Crédit photo Ingrid Seyman

À la suite d’un problème technique, nous avons publié dans le numéro 210 de « Liaisons sociales magazine » de mars 2020 une version erronée de l’interview de Florence Lefresne, directrice du Céreq, à laquelle nous présentons nos excuses. Voici le texte exact, dans son intégralité.

La loi « choisir son avenir professionnel » a préféré le terme de « compétences » à celui de « formation », et le plan de formation de l’entreprise a laissé la place au plan de développement des compétences… Quel est le sens profond de ces glissements sémantiques ?

Florence Lefresne : La loi dit que si la formation professionnelle continue est un levier essentiel de l’évolution des compétences, ce n’est plus le seul. Au-delà des formations organisées, les compétences se construisent dans l’exercice du travail lui-même. Reconnue par la loi, la formation en situation de travail (Fest) est ainsi un outil essentiel. À partir de son enquête Défis, le Céreq montre en quoi la qualité du travail, appréhendée à travers l’activité des salariés et le contexte managérial dans lequel elle prend place, permet de développer les compétences de ces derniers. Par ailleurs, la réforme ouvre ce champ à la coconstruction de parcours de formation par le dialogue social. De multiples règles peuvent être décidées par accord d’entreprise ou, à défaut, par accord de branche. C’est le cas des dispositifs d’abondement au CPF ou encore pour la mise en œuvre de l’entretien professionnel.

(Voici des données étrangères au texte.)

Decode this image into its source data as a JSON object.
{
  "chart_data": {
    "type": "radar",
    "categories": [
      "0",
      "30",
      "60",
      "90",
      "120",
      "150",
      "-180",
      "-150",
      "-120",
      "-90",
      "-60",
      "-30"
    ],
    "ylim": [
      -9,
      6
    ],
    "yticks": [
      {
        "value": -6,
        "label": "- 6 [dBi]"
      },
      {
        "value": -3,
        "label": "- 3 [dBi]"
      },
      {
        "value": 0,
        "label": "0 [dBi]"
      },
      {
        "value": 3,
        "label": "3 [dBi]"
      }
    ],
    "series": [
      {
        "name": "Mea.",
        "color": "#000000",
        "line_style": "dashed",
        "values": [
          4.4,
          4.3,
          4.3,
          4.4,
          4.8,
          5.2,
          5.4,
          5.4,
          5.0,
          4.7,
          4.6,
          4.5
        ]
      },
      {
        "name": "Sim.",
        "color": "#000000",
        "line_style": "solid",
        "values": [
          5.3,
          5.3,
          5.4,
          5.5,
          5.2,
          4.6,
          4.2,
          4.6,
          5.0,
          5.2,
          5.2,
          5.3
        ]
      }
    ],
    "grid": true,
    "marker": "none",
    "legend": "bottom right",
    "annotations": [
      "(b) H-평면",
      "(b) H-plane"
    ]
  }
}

Les soft skills sont importantes pour maintenir son employabilité mais elles sont peu présentes dans les formations proposées aux personnes les plus fragiles, que ce soit dans le cadre du plan d’investissement dans les compétences (PIC) ou de Pôle emploi, très axés sur les compétences techniques. N’est-ce pas un paradoxe ?

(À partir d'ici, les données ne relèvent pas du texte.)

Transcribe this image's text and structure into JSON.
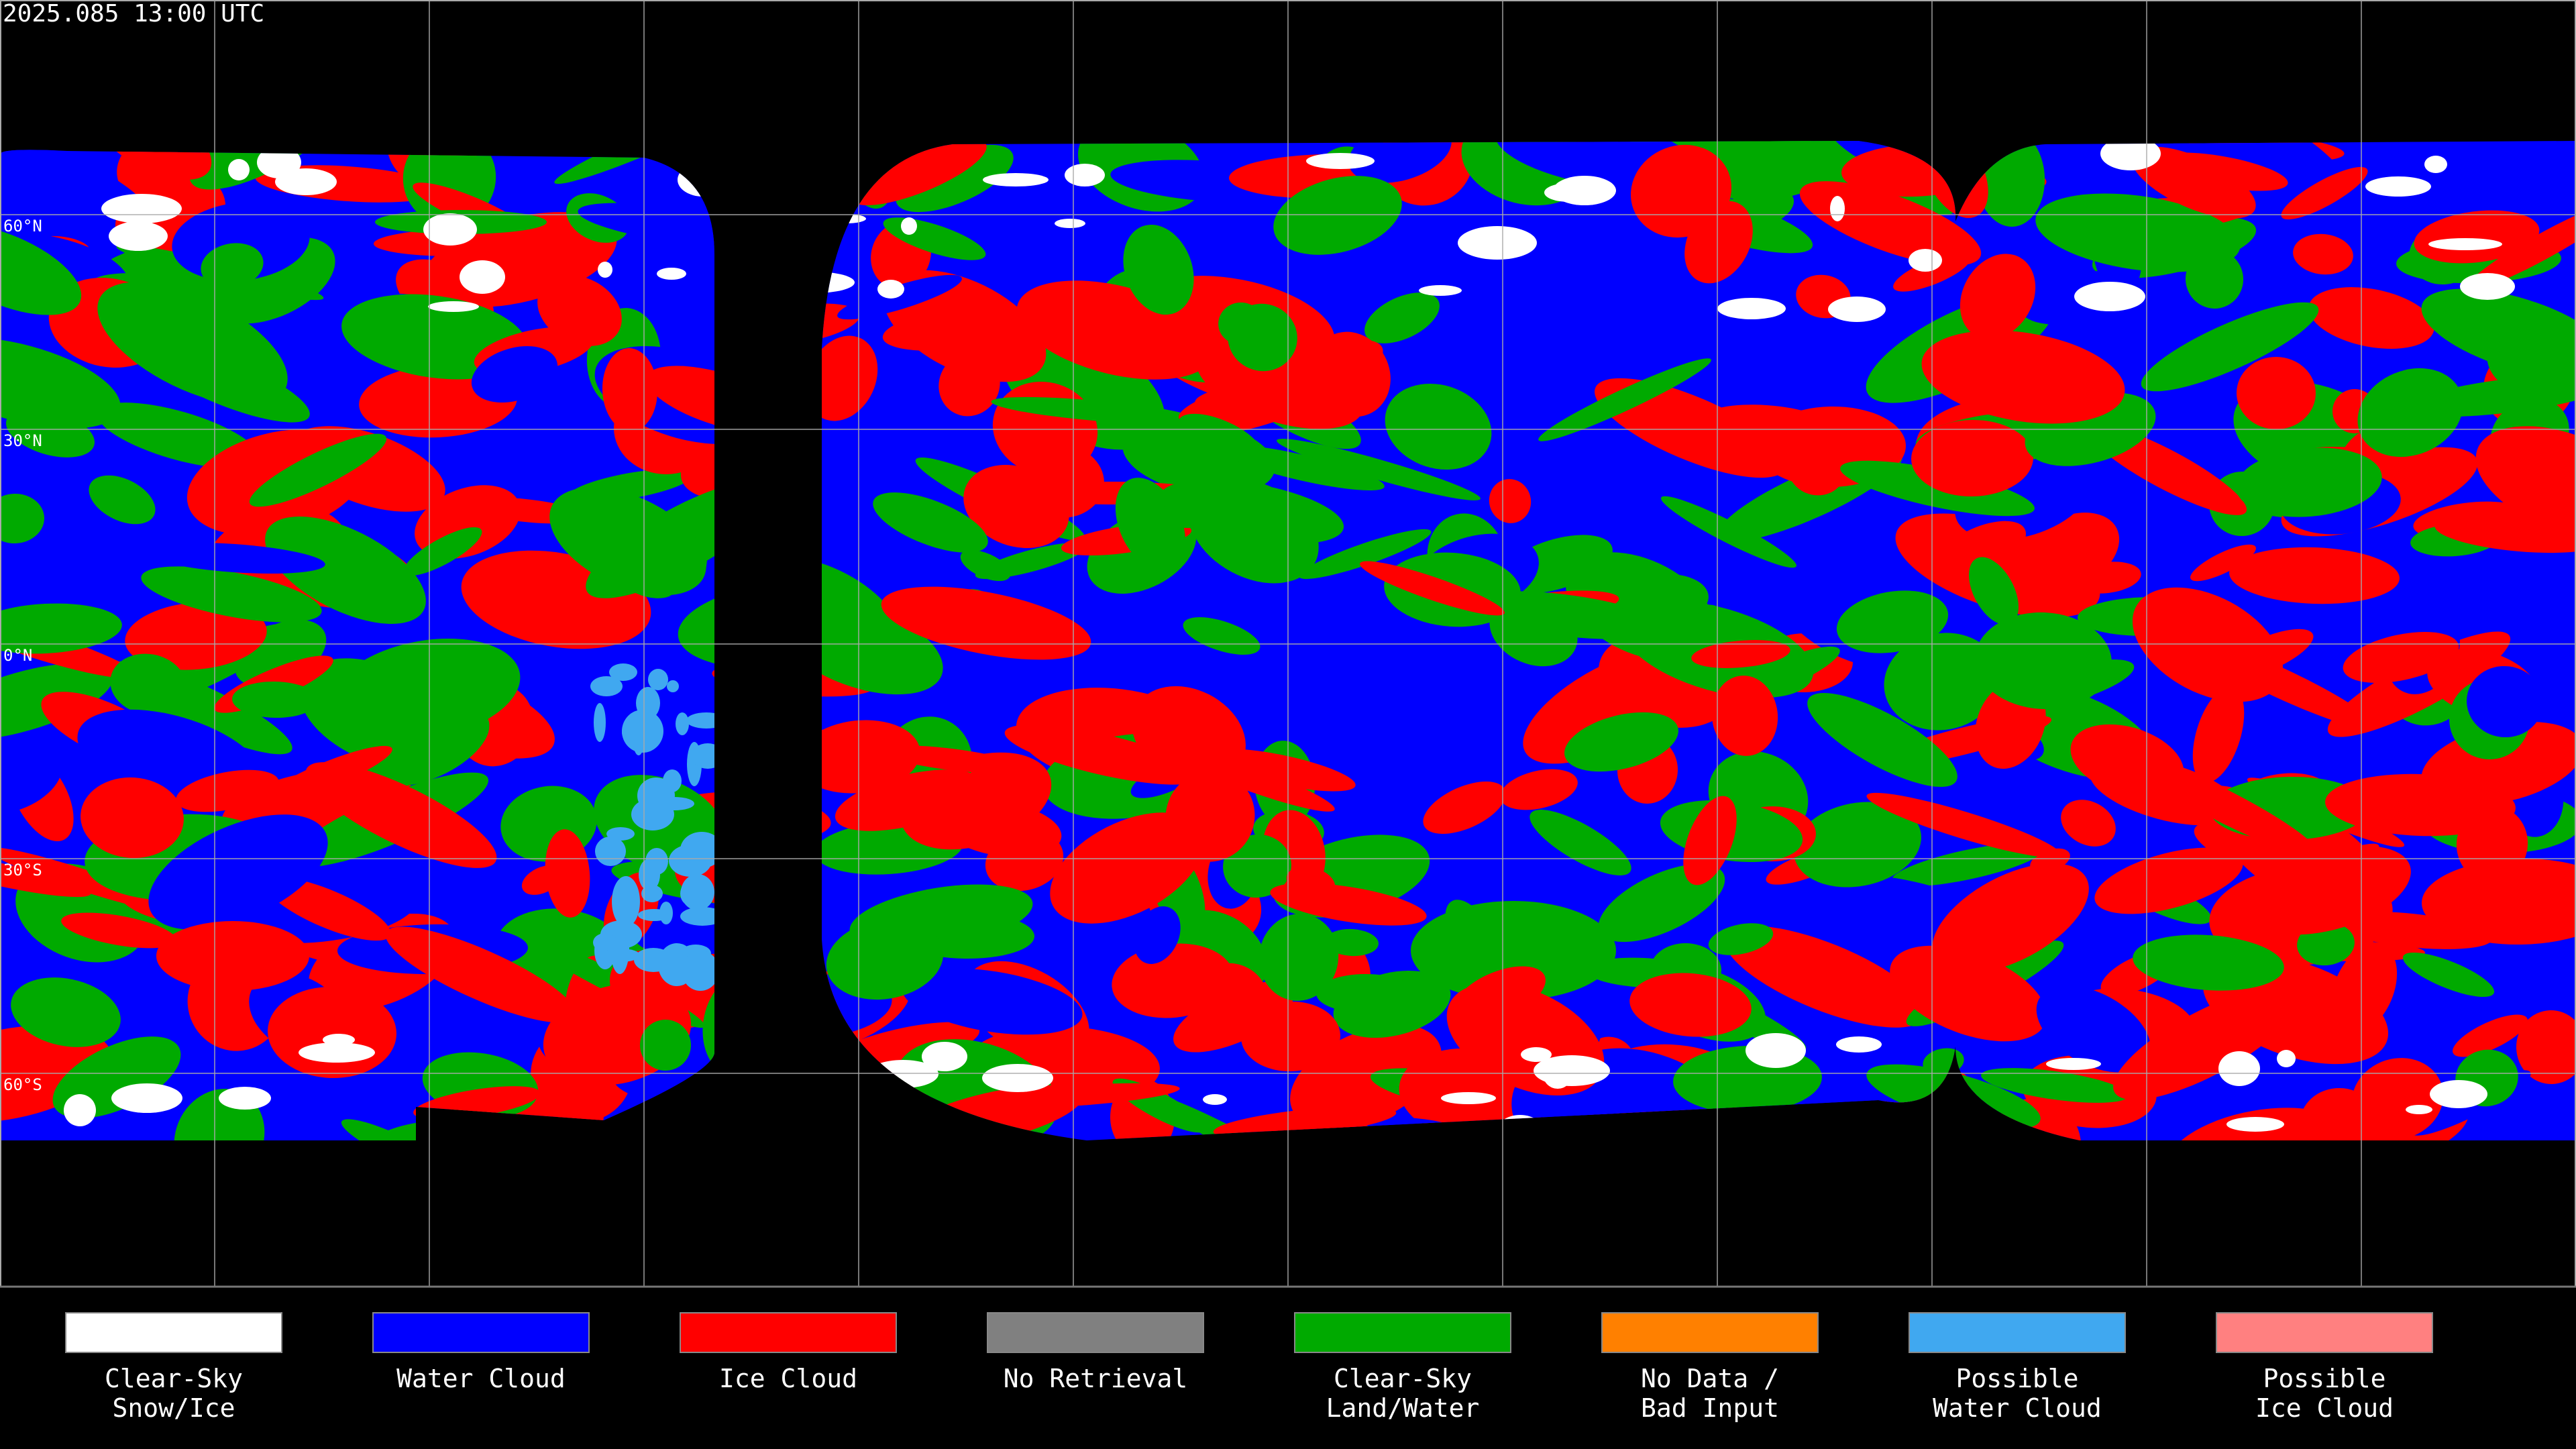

F. L. : La focale porte en effet beaucoup sur les fameuses compétences sociales et comportementales : adaptabilité, motivation, aptitude à communiquer, capacité à gérer le stress… Mais comment se construisent ces compétences que nombre d’employeurs cherchent à filtrer dans leurs recrutements et qui varient d’ailleurs d’un métier ou d’un secteur à un autre, comme le montrent nos travaux ? C’est bien au fil des parcours professionnels et à travers la diversité de leur contenu que semble se jouer, se construire, se développer et devoir être reconnue la compétence des individus, y compris pour les plus fragiles, au premier rang desquels les non-diplômés. La traduction opérationnelle de cet enjeu majeur de sécurisation des parcours a d’ailleurs été au cœur des grands accords et de la législation encadrant la formation professionnelle au cours des quinze dernières années. Mais quelle place l’entreprise tient-elle aujourd’hui ?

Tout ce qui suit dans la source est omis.